En noviembre de 1961, Italo Calvino le dirigió una carta donde elogiaba su “mecanismo fantástico que se desencadena a partir de un dato científico-genético tiene un poder de sugestión intelectual y también poético como la tienen para mí las divagaciones genéticas y morfológicas de Jean Rostand (…) Tal vez tus cuentos me gustan sobre todo porque presuponen una civilización común que es sensiblemente diferente a la que presupone tanta literatura italiana…” (Italo Calvino, Los libros de los otros (correspodencia 1947-1981), Siruela, 2014, pp. 297-298).

 

 

Como posdata, Calvino le planteaba, como una feliz ocurrencia que podía tal vez dar un vuelvo a la trayectoria literaria de Levi: “¿Me escribirías un libro para niños?”
El sábado 11 de abril de 1987, Primo Levi cayó o se lanzó –nunca lo sabremos– por las escaleras del edificio donde vivía en Turín.

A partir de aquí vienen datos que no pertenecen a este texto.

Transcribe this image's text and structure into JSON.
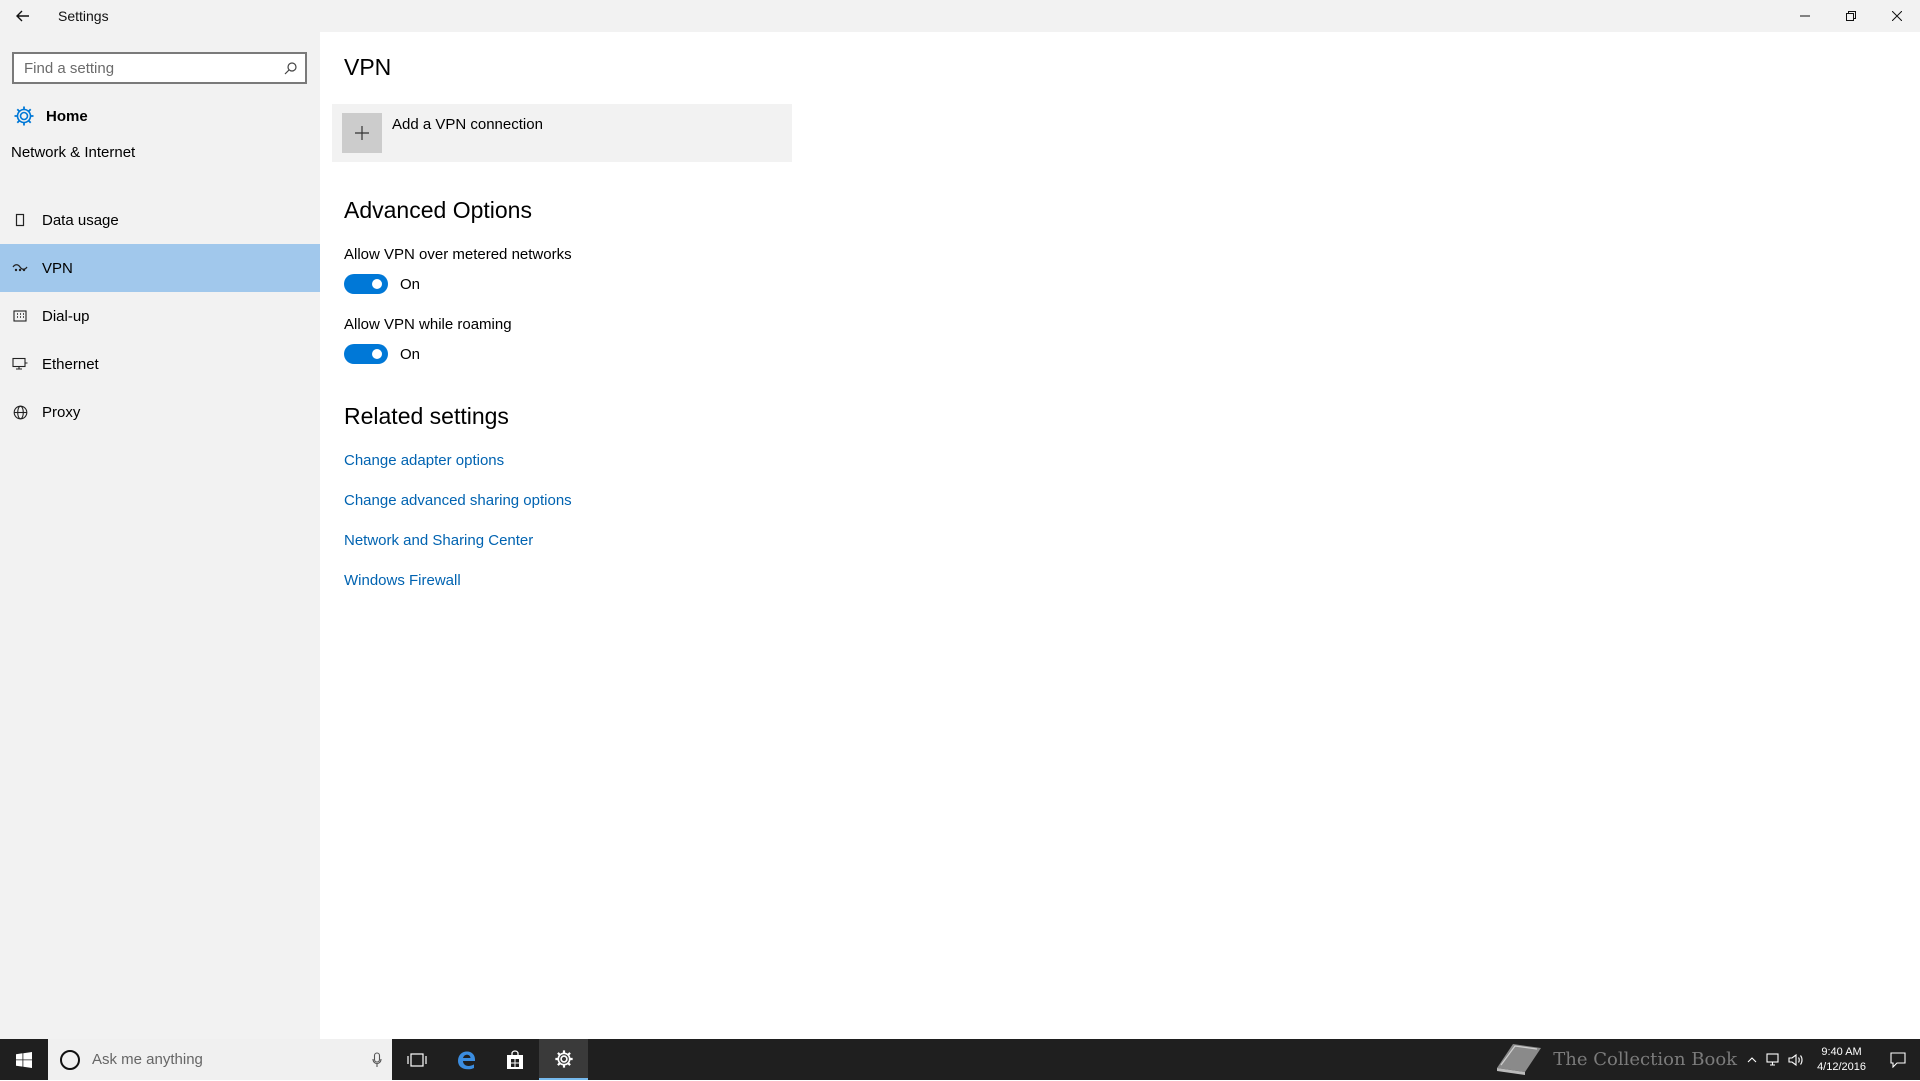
{
  "window": {
    "title": "Settings",
    "back_icon": "back-arrow-icon",
    "controls": {
      "minimize": "—",
      "restore": "❐",
      "close": "✕"
    }
  },
  "sidebar": {
    "search_placeholder": "Find a setting",
    "home_label": "Home",
    "section_title": "Network & Internet",
    "items": [
      {
        "label": "Data usage",
        "icon": "data-usage-icon",
        "active": false
      },
      {
        "label": "VPN",
        "icon": "vpn-icon",
        "active": true
      },
      {
        "label": "Dial-up",
        "icon": "dialup-icon",
        "active": false
      },
      {
        "label": "Ethernet",
        "icon": "ethernet-icon",
        "active": false
      },
      {
        "label": "Proxy",
        "icon": "globe-icon",
        "active": false
      }
    ]
  },
  "main": {
    "title": "VPN",
    "add_vpn_label": "Add a VPN connection",
    "advanced_title": "Advanced Options",
    "options": [
      {
        "label": "Allow VPN over metered networks",
        "state": "On"
      },
      {
        "label": "Allow VPN while roaming",
        "state": "On"
      }
    ],
    "related_title": "Related settings",
    "links": [
      "Change adapter options",
      "Change advanced sharing options",
      "Network and Sharing Center",
      "Windows Firewall"
    ]
  },
  "taskbar": {
    "cortana_placeholder": "Ask me anything",
    "time": "9:40 AM",
    "date": "4/12/2016",
    "watermark": "The Collection Book"
  },
  "colors": {
    "accent": "#0078d7",
    "link": "#0063b1",
    "nav_active": "#a1c8ec",
    "sidebar_bg": "#f2f2f2",
    "taskbar_bg": "#1f1f1f"
  }
}
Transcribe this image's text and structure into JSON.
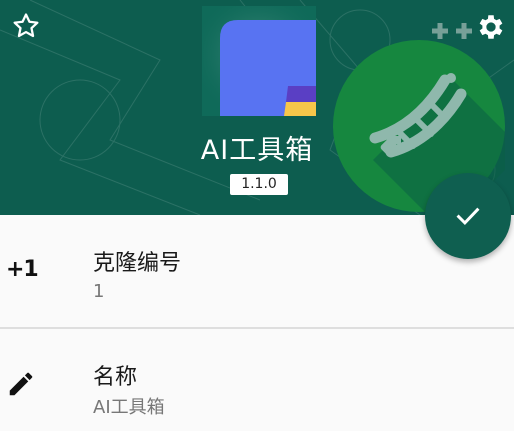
{
  "header": {
    "app_name": "AI工具箱",
    "version": "1.1.0",
    "background_color": "#0d5d4f",
    "icons": {
      "favorite": "star-outline-icon",
      "settings": "gear-icon",
      "watermark": "dna-icon",
      "app": "app-icon"
    }
  },
  "fab": {
    "icon": "check-icon",
    "color": "#0f5f50"
  },
  "fields": [
    {
      "icon": "plus-one-icon",
      "icon_text": "+1",
      "label": "克隆编号",
      "value": "1"
    },
    {
      "icon": "pencil-icon",
      "label": "名称",
      "value": "AI工具箱"
    }
  ]
}
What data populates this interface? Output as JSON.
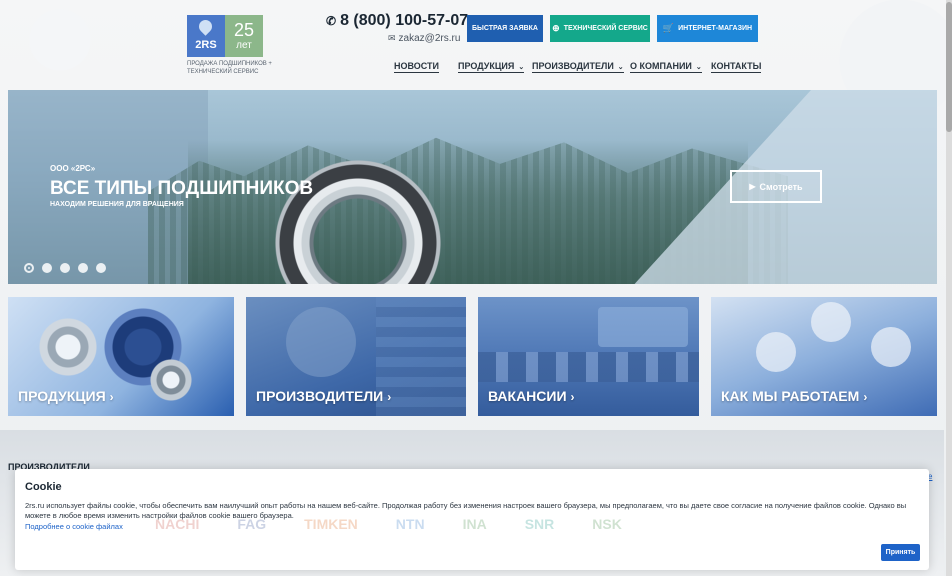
{
  "header": {
    "logo": {
      "brand": "2RS",
      "years_num": "25",
      "years_word": "лет"
    },
    "tagline": "ПРОДАЖА ПОДШИПНИКОВ + ТЕХНИЧЕСКИЙ СЕРВИС",
    "phone": "8 (800) 100-57-07",
    "email": "zakaz@2rs.ru",
    "buttons": {
      "quick": "БЫСТРАЯ ЗАЯВКА",
      "tech": "ТЕХНИЧЕСКИЙ СЕРВИС",
      "shop": "ИНТЕРНЕТ-МАГАЗИН"
    },
    "nav": {
      "news": "НОВОСТИ",
      "products": "ПРОДУКЦИЯ",
      "makers": "ПРОИЗВОДИТЕЛИ",
      "about": "О КОМПАНИИ",
      "contacts": "КОНТАКТЫ"
    }
  },
  "hero": {
    "subtitle": "ООО «2РС»",
    "title": "ВСЕ ТИПЫ ПОДШИПНИКОВ",
    "caption": "НАХОДИМ РЕШЕНИЯ ДЛЯ ВРАЩЕНИЯ",
    "watch_label": "Смотреть",
    "slides_count": 5,
    "active_slide": 1
  },
  "tiles": {
    "products": "ПРОДУКЦИЯ",
    "makers": "ПРОИЗВОДИТЕЛИ",
    "vacancies": "ВАКАНСИИ",
    "how": "КАК МЫ РАБОТАЕМ"
  },
  "makers_section": {
    "heading": "ПРОИЗВОДИТЕЛИ",
    "all_link": "е"
  },
  "cookie": {
    "title": "Cookie",
    "text": "2rs.ru использует файлы cookie, чтобы обеспечить вам наилучший опыт работы на нашем веб-сайте. Продолжая работу без изменения настроек вашего браузера, мы предполагаем, что вы даете свое согласие на получение файлов cookie. Однако вы можете в любое время изменить настройки файлов cookie вашего браузера.",
    "link": "Подробнее о cookie файлах",
    "accept": "Принять",
    "faded_brands": [
      "NACHI",
      "FAG",
      "TIMKEN",
      "NTN",
      "INA",
      "SNR",
      "NSK"
    ]
  },
  "colors": {
    "quick_btn": "#1f5fb0",
    "tech_btn": "#14a88b",
    "shop_btn": "#1e87d8",
    "link": "#1e63c8"
  }
}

Había vivido siempre bajo la sombra de los más terribles recuerdos de su vida, padeciendo la pesadilla de soñar con la pesadilla y dialogando de un modo u otro con una multitud de fantasmas que seguían mirándolo clamando piedad, famélicos y moribundos en todos los sentidos.

 

Seguramente una y otra vez volvió a considerar la solicitud de Calvino, pero tal vez siempre, atormentado, pensó que era imposible escribir un cuento para niños. ¿Cómo después de Auschwitz?